‘It’s an epidemic’: Gun violence forum brings leaders together to find solutions
CHARLESTON, S.C. (WCSC) - A panel of Lowcountry officials, politicians, and organization leaders gathered on Sunday evening at Burke High School to discuss problems and solutions surrounding gun deaths.
Hosted by the Tri-County Gun Violence Coordinating Council, Pastor Thomas Dixon started the event by stating that the panel members who are in attendance can actually impact our community over the upcoming years.
“We’re not here to point fingers unless we are pointing fingers at ourselves; because if each one of us has not done everything that we can do to prevent gun violence, we’re just as much a part of a problem as we are a part of the solution,” Dixon said.

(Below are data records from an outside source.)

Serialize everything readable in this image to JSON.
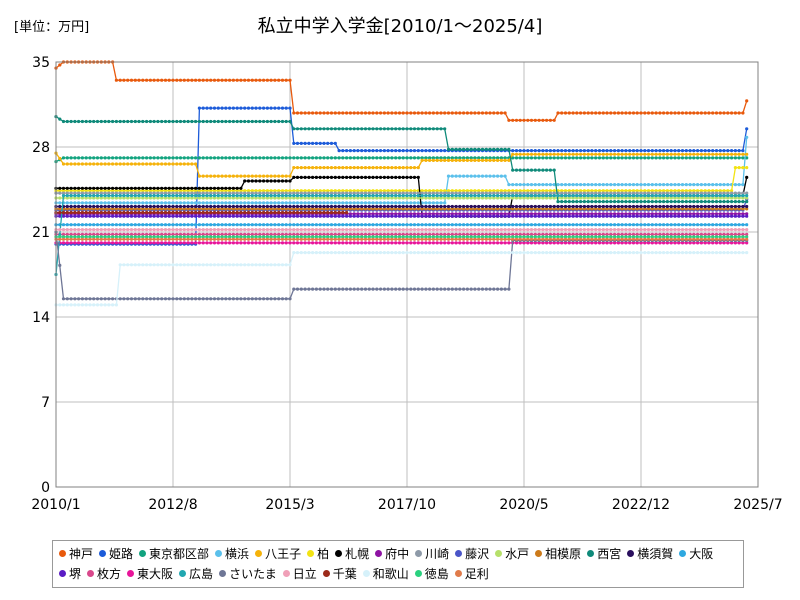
{
  "chart_data": {
    "type": "line",
    "title": "私立中学入学金[2010/1～2025/4]",
    "unit_label": "[単位：万円]",
    "xlabel": "",
    "ylabel": "",
    "ylim": [
      0,
      35
    ],
    "yticks": [
      "0",
      "7",
      "14",
      "21",
      "28",
      "35"
    ],
    "xlim": [
      "2010-01",
      "2025-07"
    ],
    "xticks": [
      "2010/1",
      "2012/8",
      "2015/3",
      "2017/10",
      "2020/5",
      "2022/12",
      "2025/7"
    ],
    "grid": true,
    "legend_position": "bottom",
    "series": [
      {
        "name": "神戸",
        "color": "#e8590c",
        "points": [
          [
            "2010-01",
            34.5
          ],
          [
            "2010-03",
            35
          ],
          [
            "2011-04",
            35
          ],
          [
            "2011-05",
            33.5
          ],
          [
            "2015-03",
            33.5
          ],
          [
            "2015-04",
            30.8
          ],
          [
            "2019-12",
            30.8
          ],
          [
            "2020-01",
            30.2
          ],
          [
            "2021-01",
            30.2
          ],
          [
            "2021-02",
            30.8
          ],
          [
            "2025-03",
            30.8
          ],
          [
            "2025-04",
            31.8
          ]
        ]
      },
      {
        "name": "姫路",
        "color": "#1c5bd9",
        "points": [
          [
            "2010-01",
            20
          ],
          [
            "2013-02",
            20
          ],
          [
            "2013-03",
            31.2
          ],
          [
            "2015-03",
            31.2
          ],
          [
            "2015-04",
            28.3
          ],
          [
            "2016-03",
            28.3
          ],
          [
            "2016-04",
            27.7
          ],
          [
            "2025-03",
            27.7
          ],
          [
            "2025-04",
            29.5
          ]
        ]
      },
      {
        "name": "東京都区部",
        "color": "#12a37f",
        "points": [
          [
            "2010-01",
            26.8
          ],
          [
            "2010-03",
            27.1
          ],
          [
            "2025-04",
            27.1
          ]
        ]
      },
      {
        "name": "横浜",
        "color": "#5bc0eb",
        "points": [
          [
            "2010-01",
            23.4
          ],
          [
            "2018-08",
            23.4
          ],
          [
            "2018-09",
            25.6
          ],
          [
            "2019-12",
            25.6
          ],
          [
            "2020-01",
            24.9
          ],
          [
            "2025-03",
            24.9
          ],
          [
            "2025-04",
            28.8
          ]
        ]
      },
      {
        "name": "八王子",
        "color": "#f5b20a",
        "points": [
          [
            "2010-01",
            27.5
          ],
          [
            "2010-03",
            26.6
          ],
          [
            "2013-02",
            26.6
          ],
          [
            "2013-03",
            25.6
          ],
          [
            "2015-03",
            25.6
          ],
          [
            "2015-04",
            26.3
          ],
          [
            "2018-01",
            26.3
          ],
          [
            "2018-02",
            26.9
          ],
          [
            "2020-01",
            26.9
          ],
          [
            "2020-02",
            27.4
          ],
          [
            "2025-04",
            27.4
          ]
        ]
      },
      {
        "name": "柏",
        "color": "#f2e313",
        "points": [
          [
            "2010-01",
            24.4
          ],
          [
            "2024-12",
            24.4
          ],
          [
            "2025-01",
            26.3
          ],
          [
            "2025-04",
            26.3
          ]
        ]
      },
      {
        "name": "札幌",
        "color": "#000000",
        "points": [
          [
            "2010-01",
            24.6
          ],
          [
            "2014-02",
            24.6
          ],
          [
            "2014-03",
            25.2
          ],
          [
            "2015-03",
            25.2
          ],
          [
            "2015-04",
            25.5
          ],
          [
            "2018-01",
            25.5
          ],
          [
            "2018-02",
            22.3
          ],
          [
            "2020-01",
            22.3
          ],
          [
            "2020-02",
            24
          ],
          [
            "2025-03",
            24
          ],
          [
            "2025-04",
            25.5
          ]
        ]
      },
      {
        "name": "府中",
        "color": "#8e13a3",
        "points": [
          [
            "2010-01",
            22.5
          ],
          [
            "2025-04",
            22.5
          ]
        ]
      },
      {
        "name": "川崎",
        "color": "#8e9aa8",
        "points": [
          [
            "2010-01",
            24.2
          ],
          [
            "2025-04",
            24.2
          ]
        ]
      },
      {
        "name": "藤沢",
        "color": "#4a55c8",
        "points": [
          [
            "2010-01",
            22.8
          ],
          [
            "2025-03",
            22.8
          ],
          [
            "2025-04",
            23.7
          ]
        ]
      },
      {
        "name": "水戸",
        "color": "#b6e06a",
        "points": [
          [
            "2010-01",
            23.8
          ],
          [
            "2025-04",
            23.8
          ]
        ]
      },
      {
        "name": "相模原",
        "color": "#cc7a1a",
        "points": [
          [
            "2010-01",
            22.9
          ],
          [
            "2025-04",
            22.9
          ]
        ]
      },
      {
        "name": "西宮",
        "color": "#0f8a7a",
        "points": [
          [
            "2010-01",
            30.5
          ],
          [
            "2010-03",
            30.1
          ],
          [
            "2015-03",
            30.1
          ],
          [
            "2015-04",
            29.5
          ],
          [
            "2018-08",
            29.5
          ],
          [
            "2018-09",
            27.8
          ],
          [
            "2020-01",
            27.8
          ],
          [
            "2020-02",
            26.1
          ],
          [
            "2021-01",
            26.1
          ],
          [
            "2021-02",
            23.5
          ],
          [
            "2025-04",
            23.5
          ]
        ]
      },
      {
        "name": "横須賀",
        "color": "#2a0f5e",
        "points": [
          [
            "2010-01",
            23.1
          ],
          [
            "2025-04",
            23.1
          ]
        ]
      },
      {
        "name": "大阪",
        "color": "#2ea8e0",
        "points": [
          [
            "2010-01",
            21.6
          ],
          [
            "2025-04",
            21.6
          ]
        ]
      },
      {
        "name": "堺",
        "color": "#5a1bc4",
        "points": [
          [
            "2010-01",
            22.3
          ],
          [
            "2025-04",
            22.3
          ]
        ]
      },
      {
        "name": "枚方",
        "color": "#d9488c",
        "points": [
          [
            "2010-01",
            20.8
          ],
          [
            "2025-04",
            20.8
          ]
        ]
      },
      {
        "name": "東大阪",
        "color": "#e8159a",
        "points": [
          [
            "2010-01",
            20.1
          ],
          [
            "2025-04",
            20.1
          ]
        ]
      },
      {
        "name": "広島",
        "color": "#22a7b0",
        "points": [
          [
            "2010-01",
            17.5
          ],
          [
            "2010-03",
            24
          ],
          [
            "2025-04",
            24
          ]
        ]
      },
      {
        "name": "さいたま",
        "color": "#6e7696",
        "points": [
          [
            "2010-01",
            21
          ],
          [
            "2010-03",
            15.5
          ],
          [
            "2015-03",
            15.5
          ],
          [
            "2015-04",
            16.3
          ],
          [
            "2020-01",
            16.3
          ],
          [
            "2020-02",
            20.3
          ],
          [
            "2025-04",
            20.3
          ]
        ]
      },
      {
        "name": "日立",
        "color": "#f0a0b8",
        "points": [
          [
            "2010-01",
            21.2
          ],
          [
            "2025-04",
            21.2
          ]
        ]
      },
      {
        "name": "千葉",
        "color": "#9c2a1a",
        "points": [
          [
            "2010-01",
            22.6
          ],
          [
            "2016-06",
            22.6
          ]
        ]
      },
      {
        "name": "和歌山",
        "color": "#d6f1fa",
        "points": [
          [
            "2010-01",
            15
          ],
          [
            "2011-05",
            15
          ],
          [
            "2011-06",
            18.3
          ],
          [
            "2015-03",
            18.3
          ],
          [
            "2015-04",
            19.3
          ],
          [
            "2025-04",
            19.3
          ]
        ]
      },
      {
        "name": "徳島",
        "color": "#2ad17f",
        "points": [
          [
            "2010-01",
            20.6
          ],
          [
            "2025-04",
            20.6
          ]
        ]
      },
      {
        "name": "足利",
        "color": "#e07b4a",
        "points": [
          [
            "2010-01",
            20.4
          ],
          [
            "2025-04",
            20.4
          ]
        ]
      }
    ]
  }
}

Panel members include the following:
- Rep. Krystle Matthews, - District 117 Running for U.S. Senate
- Sydney Clinton - Running to Represent District 98
- Tisa Whack - Gun Violence Survivor, MOMS Demand Action
- Eric Watson – Charleston County Deputy Administrator
- Scarlett Wilson – Ninth Circuit Solicitor
- Chief Luther Reynolds - Charleston Police Department
Before the questioning portion of the forum, panel members first spoke about why the issue of gun violence is important to them personally.
“It’s an epidemic, that I know all of you are well aware of, that seeps into every single possible facet of our lives and we have to be able to recognize what we can do,” Clinton said. “I’m hoping that at the end of this, we’re able to feel a little bit better that we’re not alone in this fight because it can be very tiring, and it can be hard and overwhelming.”
‘Is this who we are or who we are becoming,’ was the first question posed to panel members on the topic of gun violence. The response from the speakers was mixed with a variety of different responses.
“I would say this is who we are becoming,” Reynolds said. “I believe that we are on a path on a continuum, and we’re not going in the right direction, we’re going in the wrong direction. I believe that if you look at the number of homicides, those numbers are very misleading and each one of them has a story and a name behind it and we need to put that story and that face on each one of those losses.”
Wilson responded by opposing Reynolds, saying the problem is not just one solution, it is many tiny victories along the way.
“It’s who we are. It’s not who we’re becoming, and we don’t have time to waste. We have to address these things now,” she said. “We have to address these things in a way that we can listen to each other across party lines, across law enforcement, prosecutors, and members of the community.”
The Tri-County Gun Violence Coordinating Council put together a list of 12 possible solutions to curb gun violence in the Lowcountry:
- Implement a public campaign to lock cars to reduce gun theft.
- Create public, readable, accessible databases on gun crime.
- Fund Community Violence Interruption and Intervention with wrap-around services
- At-risk youth, identified by the community, schools and police, should be offered social resources and mentor services.
- Require all officers to attend and complete implicit bias training.
- Empower police chiefs to fire cops when they show racist beliefs and behavior
- Establish a statewide database for fired officers
- Charleston should recommit to holding the annual Police Community Unity Day held in the community
- Require all officers to attend and complete training on how to respond to victims during a domestic violence call that includes issues concerning the high risk of homicides because of domestic violence
- Conduct in-depth reviews into how law enforcement addresses cold case homicides and non-fatal assaults and how families are being kept up to date on their cases
- Build social capital, improving access to programs for high-risk youth, community greening/improvement of neighborhood physical space to reduce gun violence
- Emphasize community policing and create a strategic plan to implement it
“We have to learn as people how to resolve conflict, not just minors, but as adults, because you have to think about the way we react to things and how we’ve handled conflict,” Whack said. “We can’t handle conflict in a reasonable manner and how would we expect our children, our youth to follow our paths?”
The gun violence forum was just a start to discussing solutions, according to Marlvis Butch Kennedy, Tri-County Gun Violence Coordinating Council Chair. In the upcoming year, the council has already begun taking steps to address gun violence in a collaborative approach among Lowcountry organizations.
Sunday’s gun violence forum was the first of several that the Tri-County Gun Violence Coordinating Council is hosting.